- Title card
- Directed by: Gokula Krishnan
- Written by: Gokula Krishnan
- Produced by: Raadhika Reddy
- Starring: Karthik; Soundarya;
- Cinematography: Jayanan Vincent
- Edited by: T. R. Shekar K. R. Gowrishankar
- Music by: Ilaiyaraaja
- Production company: Shri Arkay Film Makers
- Release date: 24 February 1995;
- Running time: 145 minutes
- Country: India
- Language: Tamil

= Muthu Kalai =

Muthu Kalai is a 1995 Indian Tamil-language film written and directed by Gokula Krishnan. The film stars Karthik and Soundarya. It was released on 24 February 1995.

== Plot ==

The film begins with Poochi announcing bad news to Muthu Kaalai. Muthu Kaalai first refuses to see Poonjolai in her deathbed, but he finally accepts.

In the past, Poonjolai was from a rich family in her village, while Muthu Kaalai was a poor herdsman who worked for Raakayi. Since their first meeting, Poonjolai hated him and put him in a lot of troubles. Muthu Kaalai wanted to marry Poonjolai, but her uncles Sakthivel, Sangaiah, and Rathnavel were determined to wipe out his wish.

Later, they unite

== Soundtrack ==
The music was composed by Ilaiyaraaja, with lyrics written by Vaali.

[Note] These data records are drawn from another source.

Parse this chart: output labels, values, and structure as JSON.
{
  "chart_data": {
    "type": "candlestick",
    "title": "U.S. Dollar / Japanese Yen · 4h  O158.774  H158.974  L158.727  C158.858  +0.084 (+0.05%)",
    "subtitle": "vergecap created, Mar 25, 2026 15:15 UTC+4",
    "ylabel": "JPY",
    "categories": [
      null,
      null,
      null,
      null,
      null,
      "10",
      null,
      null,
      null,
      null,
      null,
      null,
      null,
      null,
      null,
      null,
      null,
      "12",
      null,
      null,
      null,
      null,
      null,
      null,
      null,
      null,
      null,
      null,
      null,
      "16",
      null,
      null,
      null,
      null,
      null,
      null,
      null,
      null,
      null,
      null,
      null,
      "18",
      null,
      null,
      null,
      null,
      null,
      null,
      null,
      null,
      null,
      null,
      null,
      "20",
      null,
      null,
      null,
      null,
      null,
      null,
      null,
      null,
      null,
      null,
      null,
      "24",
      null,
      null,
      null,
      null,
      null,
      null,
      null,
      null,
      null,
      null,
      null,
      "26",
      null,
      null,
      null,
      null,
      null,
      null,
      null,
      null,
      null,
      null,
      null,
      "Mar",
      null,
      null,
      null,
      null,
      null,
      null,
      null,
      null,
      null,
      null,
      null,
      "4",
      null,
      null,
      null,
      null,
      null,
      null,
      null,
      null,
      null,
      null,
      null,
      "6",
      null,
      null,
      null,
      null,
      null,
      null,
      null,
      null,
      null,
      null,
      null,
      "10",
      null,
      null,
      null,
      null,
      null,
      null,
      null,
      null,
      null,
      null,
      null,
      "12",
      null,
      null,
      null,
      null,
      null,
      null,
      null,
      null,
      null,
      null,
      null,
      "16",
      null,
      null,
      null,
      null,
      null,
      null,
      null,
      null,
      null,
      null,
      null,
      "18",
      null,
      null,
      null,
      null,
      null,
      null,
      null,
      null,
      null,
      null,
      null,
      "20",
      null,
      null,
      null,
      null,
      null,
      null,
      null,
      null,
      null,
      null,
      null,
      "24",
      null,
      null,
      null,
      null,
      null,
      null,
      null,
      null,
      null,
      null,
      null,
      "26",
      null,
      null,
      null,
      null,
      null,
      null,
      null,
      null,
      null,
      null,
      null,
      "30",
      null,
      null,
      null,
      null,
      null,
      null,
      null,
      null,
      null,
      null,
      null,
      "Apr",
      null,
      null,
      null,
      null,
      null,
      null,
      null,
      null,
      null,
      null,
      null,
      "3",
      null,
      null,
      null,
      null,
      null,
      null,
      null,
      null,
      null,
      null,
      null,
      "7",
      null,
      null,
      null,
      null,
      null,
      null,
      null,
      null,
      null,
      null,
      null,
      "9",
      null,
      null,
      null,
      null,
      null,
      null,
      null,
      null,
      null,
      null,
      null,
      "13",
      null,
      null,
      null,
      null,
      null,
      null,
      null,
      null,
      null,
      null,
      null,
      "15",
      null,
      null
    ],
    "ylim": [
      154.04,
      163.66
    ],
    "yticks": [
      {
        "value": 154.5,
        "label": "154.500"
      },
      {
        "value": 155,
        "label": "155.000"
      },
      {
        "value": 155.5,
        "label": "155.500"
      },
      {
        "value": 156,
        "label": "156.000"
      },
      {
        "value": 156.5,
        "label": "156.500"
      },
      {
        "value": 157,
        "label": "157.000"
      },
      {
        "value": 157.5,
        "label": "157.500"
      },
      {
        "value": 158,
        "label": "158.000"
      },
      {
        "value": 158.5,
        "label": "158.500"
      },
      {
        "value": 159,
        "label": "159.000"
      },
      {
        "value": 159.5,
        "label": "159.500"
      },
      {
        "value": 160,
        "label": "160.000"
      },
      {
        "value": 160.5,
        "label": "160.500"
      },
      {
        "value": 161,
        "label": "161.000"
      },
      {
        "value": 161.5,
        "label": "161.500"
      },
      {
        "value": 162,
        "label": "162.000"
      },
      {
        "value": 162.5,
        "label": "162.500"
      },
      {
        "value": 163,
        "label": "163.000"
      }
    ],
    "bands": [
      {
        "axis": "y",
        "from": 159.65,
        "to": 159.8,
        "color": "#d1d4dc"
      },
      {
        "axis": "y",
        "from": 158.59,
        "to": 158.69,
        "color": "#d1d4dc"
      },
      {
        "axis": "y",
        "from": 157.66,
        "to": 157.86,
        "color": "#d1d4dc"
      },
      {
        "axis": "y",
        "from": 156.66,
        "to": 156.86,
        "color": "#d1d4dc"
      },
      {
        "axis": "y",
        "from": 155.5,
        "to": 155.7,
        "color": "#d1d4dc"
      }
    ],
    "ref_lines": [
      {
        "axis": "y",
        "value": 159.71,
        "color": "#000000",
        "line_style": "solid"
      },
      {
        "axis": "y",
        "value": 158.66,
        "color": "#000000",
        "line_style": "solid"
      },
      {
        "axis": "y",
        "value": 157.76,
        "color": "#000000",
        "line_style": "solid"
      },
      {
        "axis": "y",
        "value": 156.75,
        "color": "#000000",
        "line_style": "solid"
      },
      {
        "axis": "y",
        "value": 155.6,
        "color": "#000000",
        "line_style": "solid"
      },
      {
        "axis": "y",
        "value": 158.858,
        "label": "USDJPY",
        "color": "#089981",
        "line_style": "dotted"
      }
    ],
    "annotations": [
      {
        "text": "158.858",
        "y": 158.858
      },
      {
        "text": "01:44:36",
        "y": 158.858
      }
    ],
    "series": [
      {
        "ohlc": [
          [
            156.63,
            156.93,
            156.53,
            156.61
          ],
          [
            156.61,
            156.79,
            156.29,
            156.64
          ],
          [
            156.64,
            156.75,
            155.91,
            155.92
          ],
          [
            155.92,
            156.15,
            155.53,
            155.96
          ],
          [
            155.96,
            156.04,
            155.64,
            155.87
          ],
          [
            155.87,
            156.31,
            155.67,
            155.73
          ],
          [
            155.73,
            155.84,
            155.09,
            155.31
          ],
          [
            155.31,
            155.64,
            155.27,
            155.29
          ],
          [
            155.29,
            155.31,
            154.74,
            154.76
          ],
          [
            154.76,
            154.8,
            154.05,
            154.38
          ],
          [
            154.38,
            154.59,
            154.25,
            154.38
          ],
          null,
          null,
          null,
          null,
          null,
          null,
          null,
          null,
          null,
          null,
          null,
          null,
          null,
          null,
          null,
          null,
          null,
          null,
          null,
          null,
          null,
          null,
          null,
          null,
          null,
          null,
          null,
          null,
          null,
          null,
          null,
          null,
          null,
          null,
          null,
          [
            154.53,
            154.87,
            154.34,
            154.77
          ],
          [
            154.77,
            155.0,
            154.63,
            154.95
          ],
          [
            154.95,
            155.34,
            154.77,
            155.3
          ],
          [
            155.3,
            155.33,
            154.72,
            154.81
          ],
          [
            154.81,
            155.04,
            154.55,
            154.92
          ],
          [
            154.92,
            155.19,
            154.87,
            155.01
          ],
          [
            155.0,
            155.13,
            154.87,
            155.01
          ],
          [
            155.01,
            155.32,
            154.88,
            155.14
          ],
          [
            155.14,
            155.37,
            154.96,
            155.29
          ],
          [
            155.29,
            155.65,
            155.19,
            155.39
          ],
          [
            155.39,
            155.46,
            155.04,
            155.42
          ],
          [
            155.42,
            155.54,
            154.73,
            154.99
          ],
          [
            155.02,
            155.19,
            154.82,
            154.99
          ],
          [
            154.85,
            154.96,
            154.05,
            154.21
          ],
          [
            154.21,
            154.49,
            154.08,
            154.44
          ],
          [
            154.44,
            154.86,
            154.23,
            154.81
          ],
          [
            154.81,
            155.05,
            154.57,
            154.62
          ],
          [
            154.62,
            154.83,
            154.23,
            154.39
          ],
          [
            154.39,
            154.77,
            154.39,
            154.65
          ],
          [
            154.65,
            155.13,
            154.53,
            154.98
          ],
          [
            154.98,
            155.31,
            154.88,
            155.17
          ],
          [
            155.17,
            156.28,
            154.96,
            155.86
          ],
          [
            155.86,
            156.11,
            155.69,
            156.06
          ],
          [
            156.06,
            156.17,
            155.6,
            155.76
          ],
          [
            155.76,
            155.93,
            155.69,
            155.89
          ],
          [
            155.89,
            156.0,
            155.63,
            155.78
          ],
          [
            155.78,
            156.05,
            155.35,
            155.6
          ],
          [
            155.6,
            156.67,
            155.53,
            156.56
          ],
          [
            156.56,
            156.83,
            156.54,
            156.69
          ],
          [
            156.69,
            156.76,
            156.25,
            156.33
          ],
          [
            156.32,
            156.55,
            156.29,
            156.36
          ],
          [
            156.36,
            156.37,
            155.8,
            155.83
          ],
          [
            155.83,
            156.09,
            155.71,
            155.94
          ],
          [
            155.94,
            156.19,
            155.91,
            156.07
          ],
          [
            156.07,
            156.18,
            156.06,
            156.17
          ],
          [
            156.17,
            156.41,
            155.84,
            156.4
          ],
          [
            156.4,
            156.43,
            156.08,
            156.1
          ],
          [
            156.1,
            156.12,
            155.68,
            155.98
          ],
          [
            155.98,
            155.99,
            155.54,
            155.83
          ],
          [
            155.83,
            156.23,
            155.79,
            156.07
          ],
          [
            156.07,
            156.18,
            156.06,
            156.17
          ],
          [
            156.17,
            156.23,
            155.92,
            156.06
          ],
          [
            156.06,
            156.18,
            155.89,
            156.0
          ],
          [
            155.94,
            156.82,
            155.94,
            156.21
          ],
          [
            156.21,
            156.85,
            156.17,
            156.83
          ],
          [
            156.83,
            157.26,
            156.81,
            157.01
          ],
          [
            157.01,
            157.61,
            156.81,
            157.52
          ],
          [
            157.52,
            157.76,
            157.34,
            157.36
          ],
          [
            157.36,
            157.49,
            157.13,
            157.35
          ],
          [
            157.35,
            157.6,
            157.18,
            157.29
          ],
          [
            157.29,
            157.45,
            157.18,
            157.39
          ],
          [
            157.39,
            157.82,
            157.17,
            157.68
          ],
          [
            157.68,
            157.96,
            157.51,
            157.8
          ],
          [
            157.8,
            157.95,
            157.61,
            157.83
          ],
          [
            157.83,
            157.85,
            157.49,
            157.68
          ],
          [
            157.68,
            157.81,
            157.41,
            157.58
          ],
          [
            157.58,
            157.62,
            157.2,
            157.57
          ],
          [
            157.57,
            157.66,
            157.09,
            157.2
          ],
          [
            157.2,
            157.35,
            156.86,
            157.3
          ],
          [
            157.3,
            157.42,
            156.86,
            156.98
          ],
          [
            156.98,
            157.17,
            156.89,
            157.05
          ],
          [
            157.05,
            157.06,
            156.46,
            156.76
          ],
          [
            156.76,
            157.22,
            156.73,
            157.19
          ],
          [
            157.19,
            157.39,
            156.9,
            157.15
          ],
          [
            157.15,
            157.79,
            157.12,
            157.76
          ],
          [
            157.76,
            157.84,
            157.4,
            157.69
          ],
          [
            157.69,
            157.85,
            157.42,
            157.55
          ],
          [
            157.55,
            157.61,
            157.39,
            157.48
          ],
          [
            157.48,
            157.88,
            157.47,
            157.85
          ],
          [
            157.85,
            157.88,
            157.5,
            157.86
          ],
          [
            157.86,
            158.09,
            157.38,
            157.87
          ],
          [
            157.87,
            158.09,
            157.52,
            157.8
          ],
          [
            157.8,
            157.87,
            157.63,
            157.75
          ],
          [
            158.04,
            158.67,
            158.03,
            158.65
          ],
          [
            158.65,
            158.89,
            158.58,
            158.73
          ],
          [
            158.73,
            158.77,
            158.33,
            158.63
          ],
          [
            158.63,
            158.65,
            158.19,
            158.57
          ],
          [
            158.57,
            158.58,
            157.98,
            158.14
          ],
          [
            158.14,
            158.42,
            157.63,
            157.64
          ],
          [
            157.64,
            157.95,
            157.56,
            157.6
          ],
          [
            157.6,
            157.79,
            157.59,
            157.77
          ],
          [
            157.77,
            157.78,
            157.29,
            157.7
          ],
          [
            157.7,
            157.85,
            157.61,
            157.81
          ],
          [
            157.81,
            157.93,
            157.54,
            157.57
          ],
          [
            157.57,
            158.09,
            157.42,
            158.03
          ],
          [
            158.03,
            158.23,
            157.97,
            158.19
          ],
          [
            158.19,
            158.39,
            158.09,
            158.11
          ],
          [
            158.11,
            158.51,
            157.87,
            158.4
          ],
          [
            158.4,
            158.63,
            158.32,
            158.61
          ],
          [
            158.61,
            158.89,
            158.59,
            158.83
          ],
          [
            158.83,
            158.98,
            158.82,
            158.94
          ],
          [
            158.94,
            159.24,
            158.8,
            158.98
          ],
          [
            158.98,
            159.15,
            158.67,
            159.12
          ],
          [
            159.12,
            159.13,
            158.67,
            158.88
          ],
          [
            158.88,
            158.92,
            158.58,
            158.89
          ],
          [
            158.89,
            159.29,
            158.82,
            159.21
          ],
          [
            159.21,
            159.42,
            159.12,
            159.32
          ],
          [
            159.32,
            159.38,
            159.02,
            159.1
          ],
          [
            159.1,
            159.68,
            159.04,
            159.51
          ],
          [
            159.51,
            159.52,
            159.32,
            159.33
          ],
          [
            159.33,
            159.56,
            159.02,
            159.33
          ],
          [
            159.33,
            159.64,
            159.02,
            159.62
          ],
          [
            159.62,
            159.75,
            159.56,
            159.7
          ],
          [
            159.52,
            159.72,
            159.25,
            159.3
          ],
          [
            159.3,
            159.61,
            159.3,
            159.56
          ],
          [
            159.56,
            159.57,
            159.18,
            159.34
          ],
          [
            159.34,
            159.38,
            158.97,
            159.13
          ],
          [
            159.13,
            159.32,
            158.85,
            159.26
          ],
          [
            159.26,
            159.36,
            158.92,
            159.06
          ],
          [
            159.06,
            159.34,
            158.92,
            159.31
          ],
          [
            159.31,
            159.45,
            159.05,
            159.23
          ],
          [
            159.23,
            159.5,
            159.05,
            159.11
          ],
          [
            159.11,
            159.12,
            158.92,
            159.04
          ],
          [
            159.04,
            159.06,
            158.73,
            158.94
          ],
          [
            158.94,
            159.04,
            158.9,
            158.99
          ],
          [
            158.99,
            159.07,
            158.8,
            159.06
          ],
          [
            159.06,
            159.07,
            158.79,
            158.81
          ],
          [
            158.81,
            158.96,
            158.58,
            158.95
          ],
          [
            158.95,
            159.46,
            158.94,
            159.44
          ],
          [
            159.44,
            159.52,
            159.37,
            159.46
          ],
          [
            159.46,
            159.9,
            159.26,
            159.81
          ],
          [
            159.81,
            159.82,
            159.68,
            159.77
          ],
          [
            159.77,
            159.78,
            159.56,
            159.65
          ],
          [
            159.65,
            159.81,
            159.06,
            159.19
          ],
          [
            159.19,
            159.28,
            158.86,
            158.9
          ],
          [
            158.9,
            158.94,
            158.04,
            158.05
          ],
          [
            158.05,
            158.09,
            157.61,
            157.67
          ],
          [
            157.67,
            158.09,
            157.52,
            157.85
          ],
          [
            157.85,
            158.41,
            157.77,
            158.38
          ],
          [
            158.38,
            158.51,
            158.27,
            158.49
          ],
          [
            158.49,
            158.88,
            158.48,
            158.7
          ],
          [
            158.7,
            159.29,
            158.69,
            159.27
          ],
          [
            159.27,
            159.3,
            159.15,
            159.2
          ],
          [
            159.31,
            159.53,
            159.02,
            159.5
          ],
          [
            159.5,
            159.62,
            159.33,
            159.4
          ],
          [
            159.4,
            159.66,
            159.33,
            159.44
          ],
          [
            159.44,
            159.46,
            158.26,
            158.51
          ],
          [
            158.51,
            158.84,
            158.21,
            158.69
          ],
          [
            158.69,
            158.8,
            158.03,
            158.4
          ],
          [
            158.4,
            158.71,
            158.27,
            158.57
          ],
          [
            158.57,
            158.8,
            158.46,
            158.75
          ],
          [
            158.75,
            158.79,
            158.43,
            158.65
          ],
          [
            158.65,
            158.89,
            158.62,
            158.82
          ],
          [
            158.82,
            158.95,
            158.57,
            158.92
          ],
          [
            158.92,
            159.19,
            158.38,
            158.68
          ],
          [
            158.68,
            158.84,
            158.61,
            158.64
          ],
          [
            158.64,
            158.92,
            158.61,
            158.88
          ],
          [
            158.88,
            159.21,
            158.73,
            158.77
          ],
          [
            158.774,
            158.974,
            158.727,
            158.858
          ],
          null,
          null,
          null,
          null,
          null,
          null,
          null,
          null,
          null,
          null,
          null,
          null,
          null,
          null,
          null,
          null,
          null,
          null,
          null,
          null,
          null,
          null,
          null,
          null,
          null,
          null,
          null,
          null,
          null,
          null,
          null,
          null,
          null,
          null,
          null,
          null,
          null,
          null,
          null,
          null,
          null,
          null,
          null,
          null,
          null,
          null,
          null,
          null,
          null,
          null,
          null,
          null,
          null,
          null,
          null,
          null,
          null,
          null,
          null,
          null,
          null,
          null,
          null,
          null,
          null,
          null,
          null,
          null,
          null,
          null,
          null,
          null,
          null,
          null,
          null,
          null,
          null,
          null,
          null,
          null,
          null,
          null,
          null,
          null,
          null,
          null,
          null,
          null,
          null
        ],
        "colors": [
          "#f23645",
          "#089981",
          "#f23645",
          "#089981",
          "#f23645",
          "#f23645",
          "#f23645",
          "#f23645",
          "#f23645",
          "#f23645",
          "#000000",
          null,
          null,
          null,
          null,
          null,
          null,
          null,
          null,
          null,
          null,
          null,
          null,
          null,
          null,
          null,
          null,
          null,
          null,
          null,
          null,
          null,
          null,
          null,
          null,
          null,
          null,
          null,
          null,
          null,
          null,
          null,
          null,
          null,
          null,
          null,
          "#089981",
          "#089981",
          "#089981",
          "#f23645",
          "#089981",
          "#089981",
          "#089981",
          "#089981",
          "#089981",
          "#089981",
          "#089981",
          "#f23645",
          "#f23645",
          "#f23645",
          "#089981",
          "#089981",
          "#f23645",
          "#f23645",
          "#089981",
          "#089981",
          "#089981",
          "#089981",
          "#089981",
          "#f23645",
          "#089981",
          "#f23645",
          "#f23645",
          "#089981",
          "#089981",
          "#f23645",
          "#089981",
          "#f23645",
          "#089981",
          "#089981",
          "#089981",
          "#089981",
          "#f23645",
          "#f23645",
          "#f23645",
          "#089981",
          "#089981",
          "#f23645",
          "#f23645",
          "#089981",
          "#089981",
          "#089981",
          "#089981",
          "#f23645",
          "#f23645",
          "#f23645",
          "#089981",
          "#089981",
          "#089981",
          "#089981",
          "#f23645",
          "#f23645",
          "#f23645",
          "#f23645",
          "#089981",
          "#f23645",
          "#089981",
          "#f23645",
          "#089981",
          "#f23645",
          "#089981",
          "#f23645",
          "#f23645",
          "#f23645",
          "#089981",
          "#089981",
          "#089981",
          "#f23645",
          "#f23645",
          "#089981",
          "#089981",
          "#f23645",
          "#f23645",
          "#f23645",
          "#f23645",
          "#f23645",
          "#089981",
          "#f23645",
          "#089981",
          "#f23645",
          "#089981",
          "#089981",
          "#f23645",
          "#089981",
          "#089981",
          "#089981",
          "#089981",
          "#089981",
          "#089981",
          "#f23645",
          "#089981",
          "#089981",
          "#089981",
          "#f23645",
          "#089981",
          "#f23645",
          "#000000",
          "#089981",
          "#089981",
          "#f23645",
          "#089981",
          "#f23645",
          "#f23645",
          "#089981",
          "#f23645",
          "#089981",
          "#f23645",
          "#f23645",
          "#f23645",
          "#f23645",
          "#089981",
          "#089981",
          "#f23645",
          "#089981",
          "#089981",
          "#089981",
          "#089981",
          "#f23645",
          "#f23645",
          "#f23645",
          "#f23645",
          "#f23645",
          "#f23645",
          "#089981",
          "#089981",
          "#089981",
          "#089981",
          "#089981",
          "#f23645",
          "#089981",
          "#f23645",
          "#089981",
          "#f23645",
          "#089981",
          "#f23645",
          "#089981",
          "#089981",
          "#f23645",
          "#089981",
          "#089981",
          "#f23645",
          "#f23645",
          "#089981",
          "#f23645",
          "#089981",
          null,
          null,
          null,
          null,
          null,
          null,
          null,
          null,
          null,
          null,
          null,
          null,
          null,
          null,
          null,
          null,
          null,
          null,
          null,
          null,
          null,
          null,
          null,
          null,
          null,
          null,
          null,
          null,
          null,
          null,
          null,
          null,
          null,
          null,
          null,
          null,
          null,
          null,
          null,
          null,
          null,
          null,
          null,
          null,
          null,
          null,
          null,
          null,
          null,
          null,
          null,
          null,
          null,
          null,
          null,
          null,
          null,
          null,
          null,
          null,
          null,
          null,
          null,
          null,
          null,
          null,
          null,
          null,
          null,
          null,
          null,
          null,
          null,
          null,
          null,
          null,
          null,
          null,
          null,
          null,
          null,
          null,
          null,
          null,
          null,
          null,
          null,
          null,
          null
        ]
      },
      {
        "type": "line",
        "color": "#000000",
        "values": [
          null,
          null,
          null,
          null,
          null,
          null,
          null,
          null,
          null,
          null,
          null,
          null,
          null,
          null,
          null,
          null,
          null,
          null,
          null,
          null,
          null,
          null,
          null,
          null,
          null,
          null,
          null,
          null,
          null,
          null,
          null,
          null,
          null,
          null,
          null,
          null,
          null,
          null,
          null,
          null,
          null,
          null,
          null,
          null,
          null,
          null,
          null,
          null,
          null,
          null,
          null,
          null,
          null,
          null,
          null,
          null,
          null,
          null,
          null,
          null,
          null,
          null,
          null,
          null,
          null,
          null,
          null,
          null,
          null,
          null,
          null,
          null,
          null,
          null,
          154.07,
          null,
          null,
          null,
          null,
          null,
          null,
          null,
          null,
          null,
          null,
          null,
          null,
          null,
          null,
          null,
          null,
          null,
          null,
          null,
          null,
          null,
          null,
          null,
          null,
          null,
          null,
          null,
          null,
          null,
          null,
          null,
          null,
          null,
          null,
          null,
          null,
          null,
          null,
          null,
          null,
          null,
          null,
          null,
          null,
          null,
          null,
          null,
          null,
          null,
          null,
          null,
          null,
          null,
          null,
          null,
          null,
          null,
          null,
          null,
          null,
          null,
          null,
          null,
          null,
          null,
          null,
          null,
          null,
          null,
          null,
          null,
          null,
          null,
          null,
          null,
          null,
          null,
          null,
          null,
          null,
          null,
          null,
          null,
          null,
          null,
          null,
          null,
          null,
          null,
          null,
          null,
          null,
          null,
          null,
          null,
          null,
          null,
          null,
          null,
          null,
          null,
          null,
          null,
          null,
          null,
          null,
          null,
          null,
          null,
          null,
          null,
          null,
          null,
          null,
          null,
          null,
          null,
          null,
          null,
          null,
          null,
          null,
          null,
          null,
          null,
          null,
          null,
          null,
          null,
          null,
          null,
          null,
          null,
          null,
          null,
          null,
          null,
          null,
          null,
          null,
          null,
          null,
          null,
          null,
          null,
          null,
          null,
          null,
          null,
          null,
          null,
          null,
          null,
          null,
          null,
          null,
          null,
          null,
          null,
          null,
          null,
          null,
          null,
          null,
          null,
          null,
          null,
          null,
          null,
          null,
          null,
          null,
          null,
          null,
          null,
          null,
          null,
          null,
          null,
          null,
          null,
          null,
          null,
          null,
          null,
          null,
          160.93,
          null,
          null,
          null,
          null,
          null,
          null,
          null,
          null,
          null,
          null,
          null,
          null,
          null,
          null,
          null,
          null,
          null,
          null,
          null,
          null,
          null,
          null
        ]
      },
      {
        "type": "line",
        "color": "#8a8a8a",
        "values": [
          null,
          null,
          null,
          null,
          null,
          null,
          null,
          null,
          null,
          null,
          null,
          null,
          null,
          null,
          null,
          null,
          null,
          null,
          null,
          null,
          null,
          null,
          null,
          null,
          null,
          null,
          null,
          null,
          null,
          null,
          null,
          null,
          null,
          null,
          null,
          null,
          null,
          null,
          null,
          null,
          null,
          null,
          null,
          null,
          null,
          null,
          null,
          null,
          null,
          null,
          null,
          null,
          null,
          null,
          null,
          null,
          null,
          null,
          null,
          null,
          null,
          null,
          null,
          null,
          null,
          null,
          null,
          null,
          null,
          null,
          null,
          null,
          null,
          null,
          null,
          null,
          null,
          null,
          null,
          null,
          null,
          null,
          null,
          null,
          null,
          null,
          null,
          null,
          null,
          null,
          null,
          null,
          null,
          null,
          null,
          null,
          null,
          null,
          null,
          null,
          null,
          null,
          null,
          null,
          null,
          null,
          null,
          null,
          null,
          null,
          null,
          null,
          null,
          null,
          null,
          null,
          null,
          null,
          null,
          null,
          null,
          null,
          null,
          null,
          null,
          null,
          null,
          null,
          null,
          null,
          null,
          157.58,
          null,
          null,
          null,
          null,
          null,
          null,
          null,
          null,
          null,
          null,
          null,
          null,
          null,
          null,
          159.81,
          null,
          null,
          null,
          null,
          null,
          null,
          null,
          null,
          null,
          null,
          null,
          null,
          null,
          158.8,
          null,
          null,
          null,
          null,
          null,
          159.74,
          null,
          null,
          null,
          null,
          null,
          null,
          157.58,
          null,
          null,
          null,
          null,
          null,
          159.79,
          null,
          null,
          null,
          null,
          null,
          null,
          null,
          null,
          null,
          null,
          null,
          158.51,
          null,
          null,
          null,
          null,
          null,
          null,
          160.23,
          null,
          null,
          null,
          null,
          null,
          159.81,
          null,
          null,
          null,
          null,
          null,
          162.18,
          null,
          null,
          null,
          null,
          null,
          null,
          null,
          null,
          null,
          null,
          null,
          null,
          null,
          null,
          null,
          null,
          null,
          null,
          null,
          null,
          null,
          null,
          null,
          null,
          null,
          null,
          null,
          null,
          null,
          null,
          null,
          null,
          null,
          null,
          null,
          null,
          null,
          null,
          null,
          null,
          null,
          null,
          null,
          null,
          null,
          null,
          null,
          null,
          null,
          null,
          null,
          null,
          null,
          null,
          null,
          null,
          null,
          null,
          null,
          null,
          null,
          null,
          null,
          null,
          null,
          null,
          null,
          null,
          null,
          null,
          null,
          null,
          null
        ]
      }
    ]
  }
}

| Song | Singer(s) | Duration |
|---|---|---|
| "Antha Kanji Kalaiyatha" | S. P. Balasubrahmanyam, S. Janaki | 5:06 |
| "Engey Vaippaaru" | S. P. Balasubrahmanyam, S. Janaki | 4:52 |
| "Ereduthu Ereduthu" | S. P. Balasubrahmanyam, Manorama | 4:38 |
| "Nalla Kaaram Pasu" | S. P. Balasubrahmanyam | 4:29 |
| "Punnai Vanathu Kuyile" | S. P. Balasubrahmanyam, S. Janaki | 4:59 |

== Reception ==
K. Vijayan of New Straits Times stated, "Good acting, characterisation and the director's skills at telling a run-of-the-mill story make this in an above-average movie".